Polio: What You Need to Know
1. WHAT IS POLIO?
Polio is an infection caused by the poliovirus.
- About 95% of polio infections have no symptoms (asymptomatic).1
- In noticeable cases, polio can cause low-grade fever, sore throat, and other flu-like symptoms.2,3 After several days of initial symptoms, some people develop stiffness of the neck, back, or legs.2
- About 1 in 200 to 1 in 2,000 (0.5%–0.05%) polio infections result in paralysis (paralytic poliomyelitis),3 and more than 84% of those cases recover without disability.4
2. HOW IS POLIO TRANSMITTED?
Polio is generally spread through fecal-oral contact, but spread through oral-oral contact is also possible.5
3. WHAT ARE THE RISKS?
Prior to 1955, before the introduction of the polio vaccine, paralytic poliomyelitis was a disease of low incidence.6 Cases of paralytic poliomyelitis occurred in about 1 in 22,000 (0.005%) in the U.S. population (Fig. 1).7
Figure 1: Before the introduction of the polio vaccine in 1955, paralytic poliomyelitis was a disease of low incidence.
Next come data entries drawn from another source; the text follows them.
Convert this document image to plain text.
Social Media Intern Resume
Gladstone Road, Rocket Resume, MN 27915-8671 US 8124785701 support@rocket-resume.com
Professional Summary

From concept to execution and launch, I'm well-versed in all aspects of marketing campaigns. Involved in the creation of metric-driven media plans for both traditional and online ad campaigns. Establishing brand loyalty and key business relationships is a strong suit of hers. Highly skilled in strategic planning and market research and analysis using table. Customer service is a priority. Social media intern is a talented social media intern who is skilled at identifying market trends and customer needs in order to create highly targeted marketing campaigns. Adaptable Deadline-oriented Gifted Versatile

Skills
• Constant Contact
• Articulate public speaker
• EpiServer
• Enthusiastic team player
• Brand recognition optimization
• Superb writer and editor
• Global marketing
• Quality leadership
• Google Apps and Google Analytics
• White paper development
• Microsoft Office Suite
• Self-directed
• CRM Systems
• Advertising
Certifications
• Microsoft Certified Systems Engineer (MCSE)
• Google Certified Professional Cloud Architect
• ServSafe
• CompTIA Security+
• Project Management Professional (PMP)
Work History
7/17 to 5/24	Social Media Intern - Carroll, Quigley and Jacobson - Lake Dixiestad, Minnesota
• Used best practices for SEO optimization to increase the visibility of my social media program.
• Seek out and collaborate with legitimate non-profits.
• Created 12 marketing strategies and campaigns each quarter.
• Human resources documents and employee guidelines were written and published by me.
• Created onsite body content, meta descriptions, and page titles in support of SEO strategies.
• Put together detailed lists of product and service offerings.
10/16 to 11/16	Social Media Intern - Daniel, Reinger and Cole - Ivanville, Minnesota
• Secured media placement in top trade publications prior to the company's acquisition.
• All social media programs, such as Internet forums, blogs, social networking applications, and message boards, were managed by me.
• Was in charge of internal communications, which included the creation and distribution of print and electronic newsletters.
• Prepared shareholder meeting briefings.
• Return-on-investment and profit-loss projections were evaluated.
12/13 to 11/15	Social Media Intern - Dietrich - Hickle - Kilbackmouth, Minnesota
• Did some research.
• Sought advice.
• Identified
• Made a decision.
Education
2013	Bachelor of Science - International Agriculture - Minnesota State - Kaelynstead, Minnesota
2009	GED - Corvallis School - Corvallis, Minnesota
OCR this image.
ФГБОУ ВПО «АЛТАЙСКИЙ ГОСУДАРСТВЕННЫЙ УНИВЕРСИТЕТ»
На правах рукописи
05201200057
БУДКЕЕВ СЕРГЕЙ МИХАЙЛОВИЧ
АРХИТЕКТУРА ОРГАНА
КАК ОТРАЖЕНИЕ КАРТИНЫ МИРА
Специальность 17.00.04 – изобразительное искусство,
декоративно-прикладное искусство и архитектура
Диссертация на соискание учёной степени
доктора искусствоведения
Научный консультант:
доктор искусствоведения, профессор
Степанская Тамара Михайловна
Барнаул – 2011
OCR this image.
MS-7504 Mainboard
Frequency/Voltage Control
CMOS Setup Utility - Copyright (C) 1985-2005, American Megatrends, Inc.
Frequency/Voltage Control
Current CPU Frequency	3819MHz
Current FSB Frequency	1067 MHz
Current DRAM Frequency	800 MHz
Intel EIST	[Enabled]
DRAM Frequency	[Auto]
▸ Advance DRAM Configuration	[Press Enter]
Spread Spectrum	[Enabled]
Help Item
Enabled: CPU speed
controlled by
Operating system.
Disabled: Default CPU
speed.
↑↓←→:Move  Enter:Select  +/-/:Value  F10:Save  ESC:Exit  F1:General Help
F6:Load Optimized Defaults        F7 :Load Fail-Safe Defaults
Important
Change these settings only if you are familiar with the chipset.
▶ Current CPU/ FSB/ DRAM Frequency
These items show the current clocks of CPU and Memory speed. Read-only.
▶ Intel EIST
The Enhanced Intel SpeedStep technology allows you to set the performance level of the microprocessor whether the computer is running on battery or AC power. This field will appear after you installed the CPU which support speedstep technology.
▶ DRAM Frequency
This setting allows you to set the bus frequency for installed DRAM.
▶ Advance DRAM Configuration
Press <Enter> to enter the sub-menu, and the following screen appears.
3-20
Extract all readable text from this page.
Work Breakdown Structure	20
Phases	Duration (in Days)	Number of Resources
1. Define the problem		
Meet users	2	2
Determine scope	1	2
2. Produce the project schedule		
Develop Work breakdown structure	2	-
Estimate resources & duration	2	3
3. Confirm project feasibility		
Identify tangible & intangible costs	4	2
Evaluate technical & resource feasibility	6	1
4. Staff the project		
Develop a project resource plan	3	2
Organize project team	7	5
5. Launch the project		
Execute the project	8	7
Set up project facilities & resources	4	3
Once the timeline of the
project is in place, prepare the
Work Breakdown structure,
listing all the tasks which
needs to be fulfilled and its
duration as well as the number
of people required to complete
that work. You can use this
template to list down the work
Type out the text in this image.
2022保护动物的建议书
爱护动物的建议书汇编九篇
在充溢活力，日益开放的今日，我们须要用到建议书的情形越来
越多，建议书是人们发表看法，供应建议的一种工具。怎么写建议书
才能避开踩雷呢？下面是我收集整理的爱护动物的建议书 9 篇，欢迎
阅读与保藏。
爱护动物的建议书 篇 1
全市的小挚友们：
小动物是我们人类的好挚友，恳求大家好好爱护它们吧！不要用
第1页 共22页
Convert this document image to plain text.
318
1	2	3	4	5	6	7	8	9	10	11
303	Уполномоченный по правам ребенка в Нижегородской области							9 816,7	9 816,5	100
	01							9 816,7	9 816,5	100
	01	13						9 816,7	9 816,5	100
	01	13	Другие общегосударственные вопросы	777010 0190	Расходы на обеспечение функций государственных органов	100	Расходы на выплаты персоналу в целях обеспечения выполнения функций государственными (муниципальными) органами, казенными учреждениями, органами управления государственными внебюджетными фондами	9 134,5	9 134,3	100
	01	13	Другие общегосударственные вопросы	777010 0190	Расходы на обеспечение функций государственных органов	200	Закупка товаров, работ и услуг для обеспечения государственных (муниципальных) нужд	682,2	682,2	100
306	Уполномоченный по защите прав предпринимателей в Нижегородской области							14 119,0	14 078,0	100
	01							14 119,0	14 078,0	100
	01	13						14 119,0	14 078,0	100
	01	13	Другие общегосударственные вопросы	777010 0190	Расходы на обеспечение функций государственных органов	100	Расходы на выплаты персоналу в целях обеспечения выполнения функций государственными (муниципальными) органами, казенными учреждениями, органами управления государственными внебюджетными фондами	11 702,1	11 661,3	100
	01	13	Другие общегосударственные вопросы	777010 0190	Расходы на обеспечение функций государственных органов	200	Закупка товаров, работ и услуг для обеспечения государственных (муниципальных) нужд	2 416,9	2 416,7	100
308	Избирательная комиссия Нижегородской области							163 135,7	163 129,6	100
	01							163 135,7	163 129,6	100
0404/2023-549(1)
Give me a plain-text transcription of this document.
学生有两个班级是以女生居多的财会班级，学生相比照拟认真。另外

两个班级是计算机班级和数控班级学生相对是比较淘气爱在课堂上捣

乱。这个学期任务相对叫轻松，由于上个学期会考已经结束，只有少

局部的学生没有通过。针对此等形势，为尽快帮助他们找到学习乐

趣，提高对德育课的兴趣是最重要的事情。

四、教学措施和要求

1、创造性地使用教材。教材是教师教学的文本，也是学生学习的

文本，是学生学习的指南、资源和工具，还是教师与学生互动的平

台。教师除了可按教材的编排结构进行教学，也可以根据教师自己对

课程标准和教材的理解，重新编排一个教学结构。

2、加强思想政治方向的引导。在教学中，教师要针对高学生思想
The great majority of polio infections that are fatal or result in permanent paralysis occur in people who have had their tonsils surgically removed (tonsillectomy) or do not rest after feeling sick.
- 71.4% of bulbar (brainstem) paralytic poliomyelitis cases have no tonsils.8
- 72.6% of severe spinal paralytic poliomyelitis cases do not rest after feeling sick.9
Before the introduction of the polio vaccine, annually about 1 in 190,000 or 0.0005% of children at normal risk (i.e., had tonsils and rested after feeling sick) contracted polio that was fatal or led to permanent paralysis (Fig. 2).10
4. WHAT TREATMENTS ARE AVAILABLE?
Because polio resolves on its own in most cases, usually only supportive treatment is necessary. The most important treatment is rest after feeling sick, as not doing so significantly elevates the risk of infection leading to paralysis.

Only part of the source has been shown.